JM: It’s a question which is probably going to be asked more and more given the current political climate. Certain states have passed regressive abortion laws in the past couple of years, all while there has been this rise of “tradwife” content on social media. Do you think we might be entering another wave for postpartum advocacy, particularly when people are essentially being forced to have a baby in some cases?
RLM: I’m not sure how it’s all going to play out. Advocates in the 1980s and 1990s, and beyond that, worked really hard to say that this is not a partisan issue: our legislation will be bipartisan, and conservative women and liberal women experience postpartum mental illness. One of the biggest moments in the early 2000s for postpartum mental illness was Marie Osmond’s memoir. She was a popular singer but also a Mormon figure, and so she framed her postpartum illness within this very traditional mother context. There’s an interesting space for considering what this means. What ends up happening is that very nimble advocates work within the context they have. So when we’re in a more conservative conversation about women’s health, or a more conservative moment about what motherhood should look like, then postpartum illness is going to continue, but our approaches to it are going to be really constrained by what is possible.
Unfortunately, some of the things I personally think we really need—like parental leave, childcare subsidies, national screening for postpartum illness—several things that seem baseline, the more conservative the moment is, the harder it is to get those on the table.

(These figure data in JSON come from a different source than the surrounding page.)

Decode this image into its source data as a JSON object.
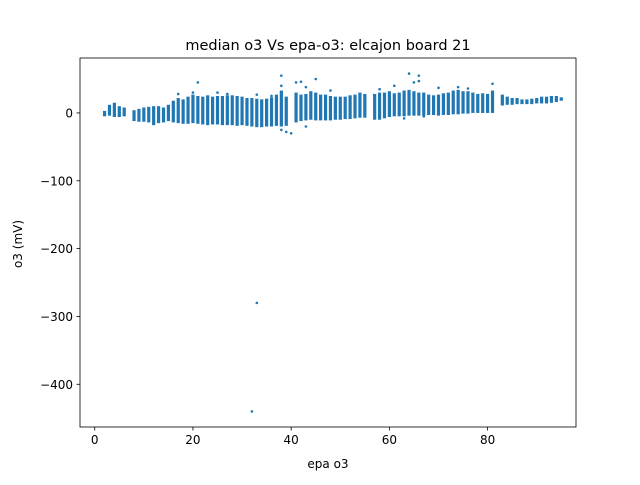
{
  "chart_data": {
    "type": "scatter",
    "title": "median o3 Vs epa-o3: elcajon board 21",
    "xlabel": "epa o3",
    "ylabel": "o3 (mV)",
    "xlim": [
      -3,
      98
    ],
    "ylim": [
      -463,
      81
    ],
    "xticks": [
      0,
      20,
      40,
      60,
      80
    ],
    "yticks": [
      0,
      -100,
      -200,
      -300,
      -400
    ],
    "ytick_labels": [
      "0",
      "−100",
      "−200",
      "−300",
      "−400"
    ],
    "grid": false,
    "marker_color": "#1f77b4",
    "series": [
      {
        "band_columns": [
          [
            2,
            -5,
            3
          ],
          [
            3,
            -4,
            12
          ],
          [
            4,
            -6,
            15
          ],
          [
            5,
            -6,
            10
          ],
          [
            6,
            -5,
            8
          ],
          [
            8,
            -12,
            4
          ],
          [
            9,
            -13,
            6
          ],
          [
            10,
            -13,
            8
          ],
          [
            11,
            -14,
            9
          ],
          [
            12,
            -18,
            10
          ],
          [
            13,
            -15,
            10
          ],
          [
            14,
            -14,
            8
          ],
          [
            15,
            -12,
            12
          ],
          [
            16,
            -14,
            18
          ],
          [
            17,
            -15,
            22
          ],
          [
            18,
            -16,
            20
          ],
          [
            19,
            -16,
            24
          ],
          [
            20,
            -15,
            27
          ],
          [
            21,
            -16,
            25
          ],
          [
            22,
            -17,
            24
          ],
          [
            23,
            -18,
            26
          ],
          [
            24,
            -17,
            24
          ],
          [
            25,
            -17,
            25
          ],
          [
            26,
            -18,
            25
          ],
          [
            27,
            -18,
            26
          ],
          [
            28,
            -18,
            26
          ],
          [
            29,
            -19,
            25
          ],
          [
            30,
            -18,
            24
          ],
          [
            31,
            -19,
            22
          ],
          [
            32,
            -20,
            22
          ],
          [
            33,
            -21,
            21
          ],
          [
            34,
            -21,
            20
          ],
          [
            35,
            -20,
            21
          ],
          [
            36,
            -20,
            23
          ],
          [
            37,
            -19,
            27
          ],
          [
            38,
            -20,
            33
          ],
          [
            39,
            -19,
            24
          ],
          [
            41,
            -14,
            30
          ],
          [
            42,
            -12,
            27
          ],
          [
            43,
            -11,
            28
          ],
          [
            44,
            -10,
            32
          ],
          [
            45,
            -11,
            30
          ],
          [
            46,
            -11,
            27
          ],
          [
            47,
            -11,
            27
          ],
          [
            48,
            -11,
            25
          ],
          [
            49,
            -10,
            24
          ],
          [
            50,
            -10,
            24
          ],
          [
            51,
            -9,
            24
          ],
          [
            52,
            -9,
            26
          ],
          [
            53,
            -8,
            27
          ],
          [
            54,
            -7,
            30
          ],
          [
            55,
            -7,
            28
          ],
          [
            57,
            -10,
            28
          ],
          [
            58,
            -10,
            30
          ],
          [
            59,
            -8,
            30
          ],
          [
            60,
            -6,
            32
          ],
          [
            61,
            -5,
            29
          ],
          [
            62,
            -5,
            30
          ],
          [
            63,
            -5,
            33
          ],
          [
            64,
            -4,
            34
          ],
          [
            65,
            -4,
            32
          ],
          [
            66,
            -4,
            30
          ],
          [
            67,
            -4,
            30
          ],
          [
            68,
            -3,
            27
          ],
          [
            69,
            -3,
            26
          ],
          [
            70,
            -4,
            27
          ],
          [
            71,
            -3,
            29
          ],
          [
            72,
            -3,
            30
          ],
          [
            73,
            -2,
            33
          ],
          [
            74,
            -2,
            34
          ],
          [
            75,
            -1,
            32
          ],
          [
            76,
            -1,
            32
          ],
          [
            77,
            0,
            30
          ],
          [
            78,
            0,
            28
          ],
          [
            79,
            0,
            29
          ],
          [
            80,
            0,
            28
          ],
          [
            81,
            0,
            33
          ],
          [
            83,
            11,
            27
          ],
          [
            84,
            12,
            24
          ],
          [
            85,
            12,
            22
          ],
          [
            86,
            13,
            22
          ],
          [
            87,
            13,
            20
          ],
          [
            88,
            13,
            20
          ],
          [
            89,
            13,
            21
          ],
          [
            90,
            14,
            22
          ],
          [
            91,
            14,
            24
          ],
          [
            92,
            14,
            24
          ],
          [
            93,
            15,
            25
          ],
          [
            94,
            16,
            25
          ],
          [
            95,
            18,
            23
          ]
        ],
        "points": [
          [
            16,
            -5
          ],
          [
            21,
            45
          ],
          [
            30,
            -6
          ],
          [
            33,
            -280
          ],
          [
            32,
            -440
          ],
          [
            38,
            55
          ],
          [
            38,
            40
          ],
          [
            39,
            -28
          ],
          [
            40,
            -30
          ],
          [
            38,
            -25
          ],
          [
            41,
            45
          ],
          [
            42,
            46
          ],
          [
            45,
            50
          ],
          [
            43,
            38
          ],
          [
            64,
            58
          ],
          [
            66,
            55
          ],
          [
            65,
            45
          ],
          [
            66,
            47
          ],
          [
            81,
            43
          ],
          [
            76,
            36
          ],
          [
            61,
            40
          ],
          [
            58,
            35
          ],
          [
            20,
            30
          ],
          [
            43,
            -20
          ],
          [
            63,
            -8
          ],
          [
            67,
            -5
          ],
          [
            52,
            -2
          ],
          [
            17,
            28
          ],
          [
            25,
            30
          ],
          [
            36,
            25
          ],
          [
            48,
            33
          ],
          [
            33,
            27
          ],
          [
            27,
            28
          ],
          [
            70,
            37
          ],
          [
            74,
            38
          ]
        ]
      }
    ]
  }
}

JM: In a chapter on “The Problem of Diagnosis,” you quote Dr. Michael O’Hara on the conflicting idea of whether the problem is postpartum depression or depression in the postpartum period. I thought this was interesting in how it goes back to the postwar treatment of postpartum mental health issues, which had sort of Freudian ideas around it like, “Is this because you are secretly a lesbian?” Professionals were openly considering if this was really a postpartum thing or simply some internal, dormant, personal issue. I was wondering whether you think that conflict still plays out today?

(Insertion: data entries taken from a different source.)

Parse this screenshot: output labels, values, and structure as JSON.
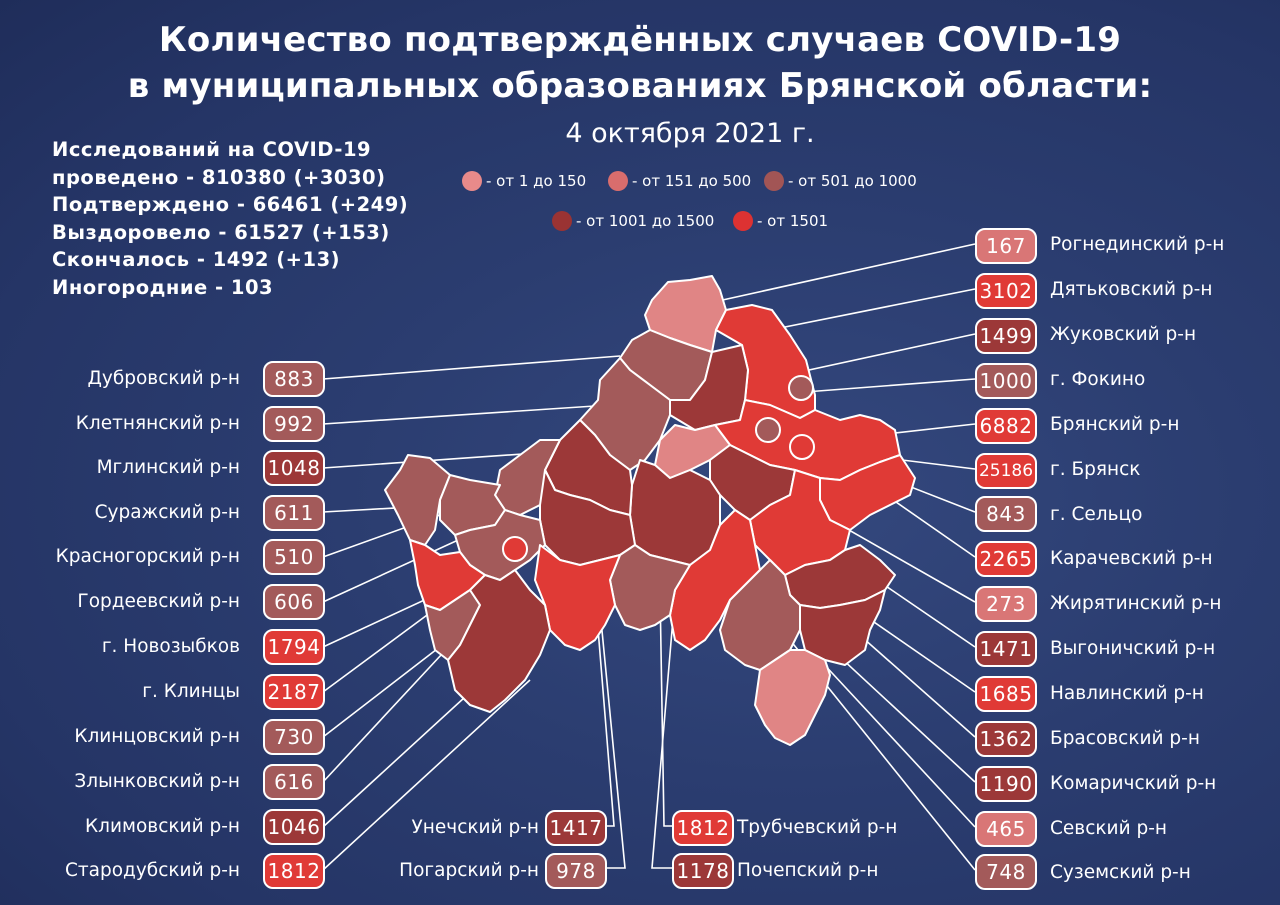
{
  "title": {
    "line1": "Количество подтверждённых случаев COVID-19",
    "line2": "в муниципальных образованиях Брянской области:"
  },
  "date": "4 октября 2021 г.",
  "stats": [
    "Исследований на COVID-19",
    "проведено - 810380 (+3030)",
    "Подтверждено - 66461 (+249)",
    "Выздоровело - 61527 (+153)",
    "Скончалось - 1492 (+13)",
    "Иногородние - 103"
  ],
  "legend": [
    {
      "label": "- от 1 до 150",
      "color": "#e88a8a"
    },
    {
      "label": "- от 151 до 500",
      "color": "#d96d6d"
    },
    {
      "label": "- от 501 до 1000",
      "color": "#a25555"
    },
    {
      "label": "- от 1001 до 1500",
      "color": "#9a3333"
    },
    {
      "label": "- от 1501",
      "color": "#dd3232"
    }
  ],
  "colors": {
    "c1": "#e08585",
    "c2": "#d97676",
    "c3": "#a35a5a",
    "c4": "#9c3838",
    "c5": "#e03a36"
  },
  "left_districts": [
    {
      "name": "Дубровский р-н",
      "value": "883",
      "cls": "c3"
    },
    {
      "name": "Клетнянский р-н",
      "value": "992",
      "cls": "c3"
    },
    {
      "name": "Мглинский р-н",
      "value": "1048",
      "cls": "c4"
    },
    {
      "name": "Суражский р-н",
      "value": "611",
      "cls": "c3"
    },
    {
      "name": "Красногорский р-н",
      "value": "510",
      "cls": "c3"
    },
    {
      "name": "Гордеевский р-н",
      "value": "606",
      "cls": "c3"
    },
    {
      "name": "г. Новозыбков",
      "value": "1794",
      "cls": "c5"
    },
    {
      "name": "г. Клинцы",
      "value": "2187",
      "cls": "c5"
    },
    {
      "name": "Клинцовский р-н",
      "value": "730",
      "cls": "c3"
    },
    {
      "name": "Злынковский р-н",
      "value": "616",
      "cls": "c3"
    },
    {
      "name": "Климовский  р-н",
      "value": "1046",
      "cls": "c4"
    },
    {
      "name": "Стародубский р-н",
      "value": "1812",
      "cls": "c5"
    }
  ],
  "right_districts": [
    {
      "name": "Рогнединский р-н",
      "value": "167",
      "cls": "c2"
    },
    {
      "name": "Дятьковский р-н",
      "value": "3102",
      "cls": "c5"
    },
    {
      "name": "Жуковский р-н",
      "value": "1499",
      "cls": "c4"
    },
    {
      "name": "г. Фокино",
      "value": "1000",
      "cls": "c3"
    },
    {
      "name": "Брянский р-н",
      "value": "6882",
      "cls": "c5"
    },
    {
      "name": "г. Брянск",
      "value": "25186",
      "cls": "c5"
    },
    {
      "name": "г. Сельцо",
      "value": "843",
      "cls": "c3"
    },
    {
      "name": "Карачевский р-н",
      "value": "2265",
      "cls": "c5"
    },
    {
      "name": "Жирятинский р-н",
      "value": "273",
      "cls": "c2"
    },
    {
      "name": "Выгоничский р-н",
      "value": "1471",
      "cls": "c4"
    },
    {
      "name": "Навлинский р-н",
      "value": "1685",
      "cls": "c5"
    },
    {
      "name": "Брасовский р-н",
      "value": "1362",
      "cls": "c4"
    },
    {
      "name": "Комаричский р-н",
      "value": "1190",
      "cls": "c4"
    },
    {
      "name": "Севский р-н",
      "value": "465",
      "cls": "c2"
    },
    {
      "name": "Суземский р-н",
      "value": "748",
      "cls": "c3"
    }
  ],
  "bottom_districts": [
    {
      "name": "Унечский р-н",
      "value": "1417",
      "cls": "c4"
    },
    {
      "name": "Погарский р-н",
      "value": "978",
      "cls": "c3"
    },
    {
      "name": "Трубчевский р-н",
      "value": "1812",
      "cls": "c5"
    },
    {
      "name": "Почепский р-н",
      "value": "1178",
      "cls": "c4"
    }
  ]
}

RLM: Right, it probably doesn’t have as much of that role-adjustment stuff from the Freudian days, but I do think there’s that tension. In the diagnosis chapter, I’m really talking about the 1980s and then into the early 1990s, when advocates, especially Dr. James Hamilton, are focused on how we change the Diagnostic and Statistical Manual of Mental Disorders. Getting postpartum illness in the DSM seemed both practically important for women who might have an infanticide case—or who might be at risk of losing their children—and it needs to be explained that [their condition] is temporary and explicable, women who need that language, for legal reasons or insurance reasons. It’s also legitimizing in a much broader way: if we can get this official language on the most official book, then we can stop having to listen to people saying, “This isn’t real, this is ‘baby blues,’ you’re going to get over it.” We’ll stop that.

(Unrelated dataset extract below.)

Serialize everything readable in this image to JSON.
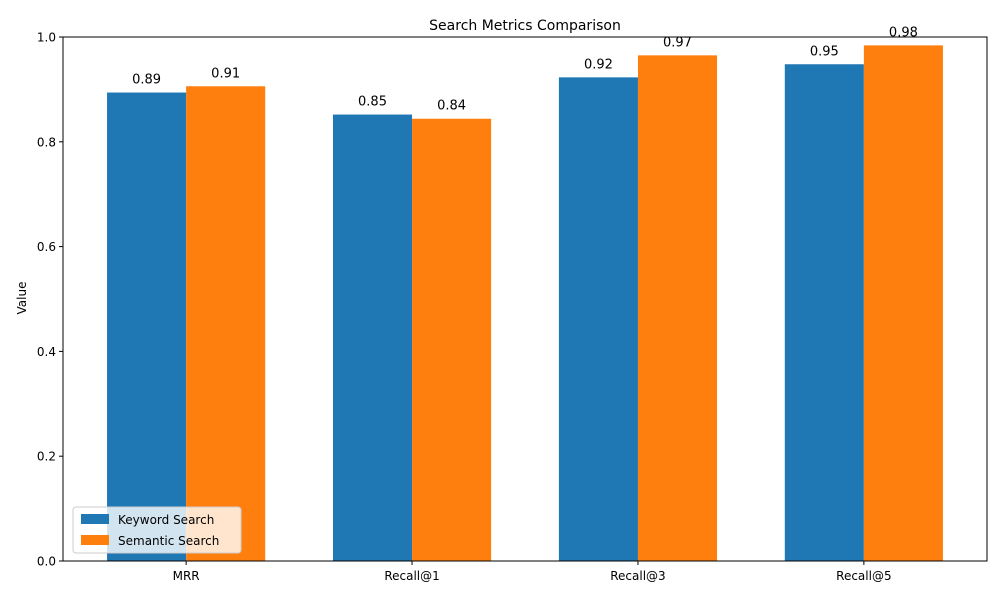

Which is interesting in the larger context of feminist anxiety at the same time about pathologizing women with something like Post Menstrual Dysphoric Disorder (PMDD) and its place in the DSM. Is that pathologizing women? Is postpartum depression pathologizing women? Or is it legitimizing their suffering? Big old tension there.
It just comes down to this question of what it means to take women’s pain and suffering seriously, and the answer at the time was, we need it in writing, in this official book, to make people take it seriously.